Monday, October 19, 2009

A Blueprint for Fixing Albany

Today, the New York Times ran an editorial assessing the problems in New York and what needs to be done to fix them. Calling the state a “national embarrassment” and “a $131 billion monster controlled by a crowd of smug officials whose main concern is keeping their soft jobs,” the Times outlines a must-do list for state lawmakers. The editorial says what recent polls have already suggested – with the 2010 election a little over a year away, lawmakers fail to reform state government at their peril.

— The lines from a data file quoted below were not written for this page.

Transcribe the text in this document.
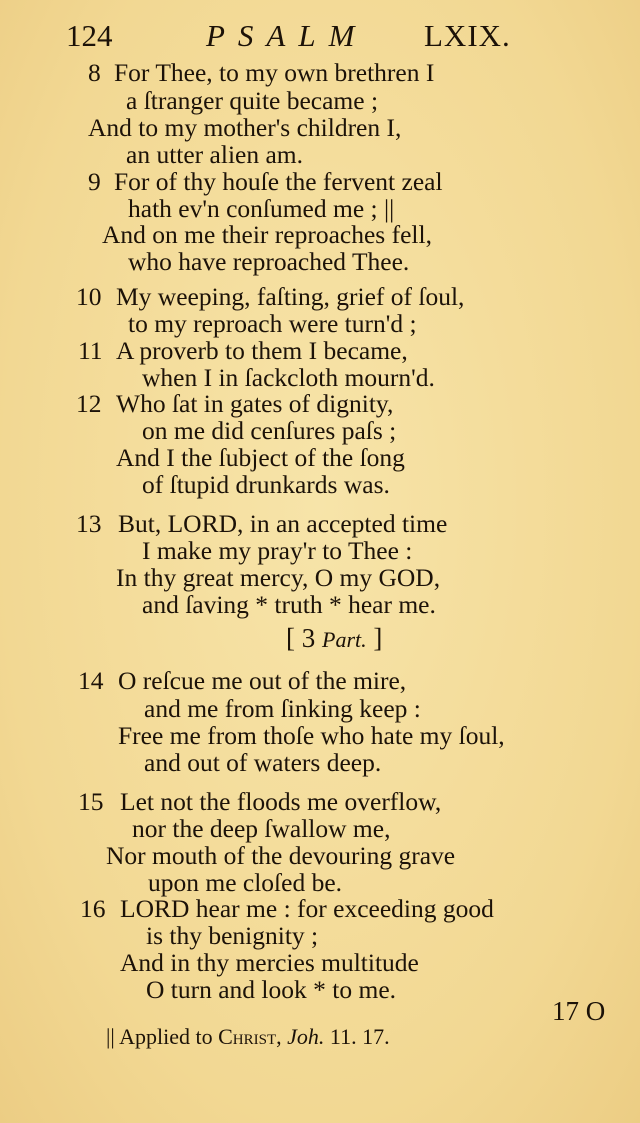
124	PSALM LXIX.
8 For Thee, to my own brethren I
a ſtranger quite became ;
And to my mother's children I,
an utter alien am.
9 For of thy houſe the fervent zeal
hath ev'n conſumed me ; ||
And on me their reproaches fell,
who have reproached Thee.
10 My weeping, faſting, grief of ſoul,
to my reproach were turn'd ;
11 A proverb to them I became,
when I in ſackcloth mourn'd.
12 Who ſat in gates of dignity,
on me did cenſures paſs ;
And I the ſubject of the ſong
of ſtupid drunkards was.
13 But, LORD, in an accepted time
I make my pray'r to Thee :
In thy great mercy, O my GOD,
and ſaving * truth * hear me.
[ 3 Part. ]
14 O reſcue me out of the mire,
and me from ſinking keep :
Free me from thoſe who hate my ſoul,
and out of waters deep.
15 Let not the floods me overflow,
nor the deep ſwallow me,
Nor mouth of the devouring grave
upon me cloſed be.
16 LORD hear me : for exceeding good
is thy benignity ;
And in thy mercies multitude
O turn and look * to me.
17 O
|| Applied to Christ, Joh. 11. 17.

The editorial lays out a laundry list of areas for improvement that it will profile in detail in the coming weeks:

  • Ethics Reform. The Times calls for “independent monitors with powers to oversee the ethics of those in the state government and Legislature.”
  • Campaign Finance. Advocating a public financing model, the Times calls for “strict rules for reporting and using that money.”
  • Budget Reform. The Times demands a more transparent budget process.
  • Pension Reform. Of the fact that the comptroller is the sole trustee of the state’s pension fund, the Times says, “This should not be happening anywhere, but especially not in Albany.” The editorial supports Cuomo’s proposal for a 13-member commission to manage pensions, but cautions that the commissioners must be carefully chosen.
  • Modernize Voter Registration. Echoing the paper’s support of a national proposal to reform the voter registration system, the Times says it’s time to make it easier to register to vote in New York.
  • Redistricting Reform. One of the causes of stagnation in Albany is the process by which legislators draw their own districts – and choose their own voters. The Times advocates putting redistricting in the hands of an independent commission.

Some members of the New York state legislature are probably beyond redemption, but for those who still wish to accomplish something for New York State, the blueprint outlined by the Times is a great place to start.